What we can say is this: people from the Wintel set certainly seem to be smitten by the new iMac's looks, specs, and even its price tag. For instance, faithful viewer David Poves forwarded us PC Magazine's review of Whitey the Tiltable Slab, and wouldja believe that Wintel-leaning publication just happens to have awarded the iMac a full five... well, we guess they're circles, or something-- out of five? No, honestly! Full marks for Apple's latest "design coup," and a list of "pros" as long as your arm and jam-packed with drippy doe-eyed adjectives like "stunning," "gorgeous," and yes, even "quiet." It's even listed as an "Editor's Choice." Go figure.
In fact, PC Mag could only dredge up two gripes about the system: first, that the graphics subsystem isn't upgradable, which is a legitimate beef, we suppose; home users include gamers who are going to want to take advantage of technology's ever-increasing ability to render airborne gallons of blood and flying severed limbs and heads more realistically than ever.

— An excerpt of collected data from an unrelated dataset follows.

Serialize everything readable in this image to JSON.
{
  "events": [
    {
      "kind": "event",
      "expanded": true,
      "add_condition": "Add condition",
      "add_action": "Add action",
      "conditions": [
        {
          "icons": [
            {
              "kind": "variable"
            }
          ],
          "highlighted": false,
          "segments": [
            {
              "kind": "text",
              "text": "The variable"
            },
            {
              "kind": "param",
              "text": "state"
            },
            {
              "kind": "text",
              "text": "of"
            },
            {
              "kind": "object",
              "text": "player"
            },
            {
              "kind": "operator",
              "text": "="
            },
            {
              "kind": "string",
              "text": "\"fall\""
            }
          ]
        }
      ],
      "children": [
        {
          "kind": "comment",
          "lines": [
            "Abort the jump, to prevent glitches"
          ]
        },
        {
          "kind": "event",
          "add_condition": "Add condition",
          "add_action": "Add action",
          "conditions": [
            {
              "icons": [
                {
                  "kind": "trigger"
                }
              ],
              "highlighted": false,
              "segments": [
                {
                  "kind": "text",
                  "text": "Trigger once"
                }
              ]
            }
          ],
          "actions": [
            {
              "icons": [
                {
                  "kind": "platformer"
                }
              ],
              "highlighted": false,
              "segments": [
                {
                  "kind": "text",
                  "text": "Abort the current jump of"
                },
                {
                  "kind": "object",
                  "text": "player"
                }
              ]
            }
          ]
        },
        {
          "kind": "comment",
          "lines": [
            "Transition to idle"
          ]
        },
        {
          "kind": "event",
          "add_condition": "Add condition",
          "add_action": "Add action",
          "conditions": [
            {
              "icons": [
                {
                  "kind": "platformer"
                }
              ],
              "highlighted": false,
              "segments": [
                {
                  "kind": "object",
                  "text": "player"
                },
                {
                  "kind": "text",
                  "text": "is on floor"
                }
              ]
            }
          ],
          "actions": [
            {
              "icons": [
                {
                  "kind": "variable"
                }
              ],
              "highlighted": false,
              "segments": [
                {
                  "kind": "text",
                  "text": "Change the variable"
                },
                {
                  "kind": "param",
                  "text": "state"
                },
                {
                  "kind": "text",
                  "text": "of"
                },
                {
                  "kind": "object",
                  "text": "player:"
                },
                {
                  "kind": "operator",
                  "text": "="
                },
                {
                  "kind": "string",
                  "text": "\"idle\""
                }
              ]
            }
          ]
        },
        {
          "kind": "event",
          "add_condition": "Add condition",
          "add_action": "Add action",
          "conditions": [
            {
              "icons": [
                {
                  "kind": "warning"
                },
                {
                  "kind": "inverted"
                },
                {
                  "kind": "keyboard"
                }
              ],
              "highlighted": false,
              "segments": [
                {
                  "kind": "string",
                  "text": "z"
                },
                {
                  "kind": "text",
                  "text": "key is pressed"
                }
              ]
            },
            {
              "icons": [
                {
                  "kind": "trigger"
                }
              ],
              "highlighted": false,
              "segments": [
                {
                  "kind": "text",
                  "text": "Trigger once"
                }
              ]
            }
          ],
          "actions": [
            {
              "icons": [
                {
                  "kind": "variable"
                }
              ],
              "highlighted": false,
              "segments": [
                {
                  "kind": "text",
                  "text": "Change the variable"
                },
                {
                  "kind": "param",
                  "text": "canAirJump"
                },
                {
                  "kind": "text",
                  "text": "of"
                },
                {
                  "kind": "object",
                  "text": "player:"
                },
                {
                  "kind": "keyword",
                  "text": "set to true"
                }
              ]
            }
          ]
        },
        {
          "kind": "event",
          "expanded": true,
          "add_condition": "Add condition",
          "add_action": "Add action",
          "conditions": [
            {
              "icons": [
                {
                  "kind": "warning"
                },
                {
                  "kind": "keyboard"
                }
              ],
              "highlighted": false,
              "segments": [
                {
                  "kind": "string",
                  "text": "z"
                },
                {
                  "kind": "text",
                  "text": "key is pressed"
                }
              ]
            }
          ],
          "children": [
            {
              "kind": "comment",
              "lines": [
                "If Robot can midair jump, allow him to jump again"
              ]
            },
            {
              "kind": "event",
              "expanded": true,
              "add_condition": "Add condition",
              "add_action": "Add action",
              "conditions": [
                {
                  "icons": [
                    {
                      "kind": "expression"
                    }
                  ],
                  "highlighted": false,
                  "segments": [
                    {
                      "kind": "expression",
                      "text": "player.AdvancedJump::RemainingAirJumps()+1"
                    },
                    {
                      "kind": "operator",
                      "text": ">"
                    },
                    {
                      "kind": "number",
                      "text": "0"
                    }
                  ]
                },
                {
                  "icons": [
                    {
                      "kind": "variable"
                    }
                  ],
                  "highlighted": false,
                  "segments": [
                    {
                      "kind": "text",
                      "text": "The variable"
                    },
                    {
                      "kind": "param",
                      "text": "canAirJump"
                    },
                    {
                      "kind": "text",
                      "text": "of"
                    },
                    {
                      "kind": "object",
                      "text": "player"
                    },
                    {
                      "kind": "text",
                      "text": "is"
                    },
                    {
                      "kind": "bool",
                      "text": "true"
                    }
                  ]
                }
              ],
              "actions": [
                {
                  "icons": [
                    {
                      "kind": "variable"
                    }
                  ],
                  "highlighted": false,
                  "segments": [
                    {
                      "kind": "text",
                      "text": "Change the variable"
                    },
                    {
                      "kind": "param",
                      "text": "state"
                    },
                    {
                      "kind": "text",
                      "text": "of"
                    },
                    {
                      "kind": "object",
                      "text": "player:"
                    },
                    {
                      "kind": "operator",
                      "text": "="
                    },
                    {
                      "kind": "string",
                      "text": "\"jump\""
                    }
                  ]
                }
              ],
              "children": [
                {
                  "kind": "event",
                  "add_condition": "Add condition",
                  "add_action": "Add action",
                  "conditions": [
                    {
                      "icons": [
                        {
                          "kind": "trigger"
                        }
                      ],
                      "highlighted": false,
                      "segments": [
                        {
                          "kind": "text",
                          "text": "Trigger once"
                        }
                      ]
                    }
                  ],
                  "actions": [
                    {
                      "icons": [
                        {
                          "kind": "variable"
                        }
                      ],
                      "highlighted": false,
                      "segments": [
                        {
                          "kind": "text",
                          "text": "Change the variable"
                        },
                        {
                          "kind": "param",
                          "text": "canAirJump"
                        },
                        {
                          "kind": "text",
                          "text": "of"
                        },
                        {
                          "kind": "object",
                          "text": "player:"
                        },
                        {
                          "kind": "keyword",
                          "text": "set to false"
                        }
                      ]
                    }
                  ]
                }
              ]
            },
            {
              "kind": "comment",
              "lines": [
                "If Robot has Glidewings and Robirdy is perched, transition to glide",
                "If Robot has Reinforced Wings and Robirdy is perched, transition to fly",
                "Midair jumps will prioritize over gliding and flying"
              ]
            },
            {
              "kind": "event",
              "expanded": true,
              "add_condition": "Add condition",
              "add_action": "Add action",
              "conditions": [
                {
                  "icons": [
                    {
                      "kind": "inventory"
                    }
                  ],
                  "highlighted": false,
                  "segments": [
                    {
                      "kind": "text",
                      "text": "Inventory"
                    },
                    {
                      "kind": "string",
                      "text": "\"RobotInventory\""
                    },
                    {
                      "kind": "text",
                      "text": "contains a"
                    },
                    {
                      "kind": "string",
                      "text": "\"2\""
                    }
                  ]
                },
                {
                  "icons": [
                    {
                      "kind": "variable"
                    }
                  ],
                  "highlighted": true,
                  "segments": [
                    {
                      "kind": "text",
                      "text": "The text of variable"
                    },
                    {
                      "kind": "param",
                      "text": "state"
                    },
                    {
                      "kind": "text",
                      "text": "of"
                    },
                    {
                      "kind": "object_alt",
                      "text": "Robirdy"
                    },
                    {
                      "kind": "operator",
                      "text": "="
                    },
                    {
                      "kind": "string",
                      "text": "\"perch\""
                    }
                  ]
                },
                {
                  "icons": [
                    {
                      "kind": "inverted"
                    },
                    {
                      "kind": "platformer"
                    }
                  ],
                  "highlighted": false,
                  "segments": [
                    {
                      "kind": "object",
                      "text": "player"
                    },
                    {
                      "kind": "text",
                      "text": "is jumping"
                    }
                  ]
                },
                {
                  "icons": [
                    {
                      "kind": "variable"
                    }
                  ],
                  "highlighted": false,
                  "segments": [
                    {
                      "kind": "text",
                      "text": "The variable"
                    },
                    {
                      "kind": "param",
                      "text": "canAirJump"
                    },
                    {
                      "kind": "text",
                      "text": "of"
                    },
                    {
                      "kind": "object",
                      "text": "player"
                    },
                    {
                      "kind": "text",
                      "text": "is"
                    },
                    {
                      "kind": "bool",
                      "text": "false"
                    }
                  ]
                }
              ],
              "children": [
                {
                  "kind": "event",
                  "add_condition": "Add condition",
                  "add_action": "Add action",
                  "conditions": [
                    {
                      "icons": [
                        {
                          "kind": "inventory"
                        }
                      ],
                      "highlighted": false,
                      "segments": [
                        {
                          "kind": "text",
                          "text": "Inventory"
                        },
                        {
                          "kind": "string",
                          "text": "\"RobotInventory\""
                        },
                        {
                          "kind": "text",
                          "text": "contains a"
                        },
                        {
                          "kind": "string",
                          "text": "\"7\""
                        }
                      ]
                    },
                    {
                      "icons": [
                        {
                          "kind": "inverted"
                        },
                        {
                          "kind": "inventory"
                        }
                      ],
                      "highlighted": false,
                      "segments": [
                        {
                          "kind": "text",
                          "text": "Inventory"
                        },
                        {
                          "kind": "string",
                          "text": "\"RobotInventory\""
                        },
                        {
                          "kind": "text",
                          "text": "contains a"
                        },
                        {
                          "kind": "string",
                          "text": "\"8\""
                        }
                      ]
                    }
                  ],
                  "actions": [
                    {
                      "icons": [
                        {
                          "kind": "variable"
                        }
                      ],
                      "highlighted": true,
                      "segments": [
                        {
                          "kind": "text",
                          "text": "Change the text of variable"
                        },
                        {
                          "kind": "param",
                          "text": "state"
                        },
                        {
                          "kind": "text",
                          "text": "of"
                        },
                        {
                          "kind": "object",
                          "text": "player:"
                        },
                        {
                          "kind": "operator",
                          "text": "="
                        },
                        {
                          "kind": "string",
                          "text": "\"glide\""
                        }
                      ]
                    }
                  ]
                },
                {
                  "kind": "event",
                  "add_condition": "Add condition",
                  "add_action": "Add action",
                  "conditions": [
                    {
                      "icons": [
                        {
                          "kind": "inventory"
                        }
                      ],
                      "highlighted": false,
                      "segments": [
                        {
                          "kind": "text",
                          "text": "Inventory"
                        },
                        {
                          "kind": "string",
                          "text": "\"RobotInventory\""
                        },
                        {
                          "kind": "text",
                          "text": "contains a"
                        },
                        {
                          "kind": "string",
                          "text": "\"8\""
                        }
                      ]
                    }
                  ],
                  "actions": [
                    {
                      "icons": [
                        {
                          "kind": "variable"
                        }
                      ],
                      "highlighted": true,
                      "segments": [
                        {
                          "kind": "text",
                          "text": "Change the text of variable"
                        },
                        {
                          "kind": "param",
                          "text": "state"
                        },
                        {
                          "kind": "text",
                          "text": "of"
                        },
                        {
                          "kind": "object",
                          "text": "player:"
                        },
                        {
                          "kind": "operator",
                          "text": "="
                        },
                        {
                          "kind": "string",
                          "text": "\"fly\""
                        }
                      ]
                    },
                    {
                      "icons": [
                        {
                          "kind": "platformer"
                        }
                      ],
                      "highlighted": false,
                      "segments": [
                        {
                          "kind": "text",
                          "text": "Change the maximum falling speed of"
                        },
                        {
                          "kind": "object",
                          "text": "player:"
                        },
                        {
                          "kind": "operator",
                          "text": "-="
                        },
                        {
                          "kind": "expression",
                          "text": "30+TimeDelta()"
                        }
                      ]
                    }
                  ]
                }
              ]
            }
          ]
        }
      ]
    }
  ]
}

Some insist that the iMac's GeForce FX 5200 Ultra is already obsolete, while others say it'll be passable for a year or so; either way, once again hardcore gamers are expected to pony up for the Power Mac for upgradable graphics. (The fact that the iMac's "midplane assembly" is user-replaceable is intriguing, but don't get your hopes up for a graphics upgrade kit that won't cost as much as a new iMac itself.)
The other complaint is that the built-in speakers-- you know, the ones crammed into a space the size of a pair of matchbooks-- "don't deliver much bass." Try not to keel over in shock.
Overall, though, the review is just rave, rave, rave, and we're more convinced than ever that Apple explicitly set out to design a computer that would win over as many Wintel users as possible. That may have resulted in a game plan as straightforward as "let's make it look like an iPod," or it may have incorporated a number of design strategies too subtle to describe in the clumsy, imprecise terms of written language. All we know is that we haven't yet run into a Wintel user who doesn't rate the new iMac at least mildly positive. Dare we say that we detect the heady odor of market share on the wind?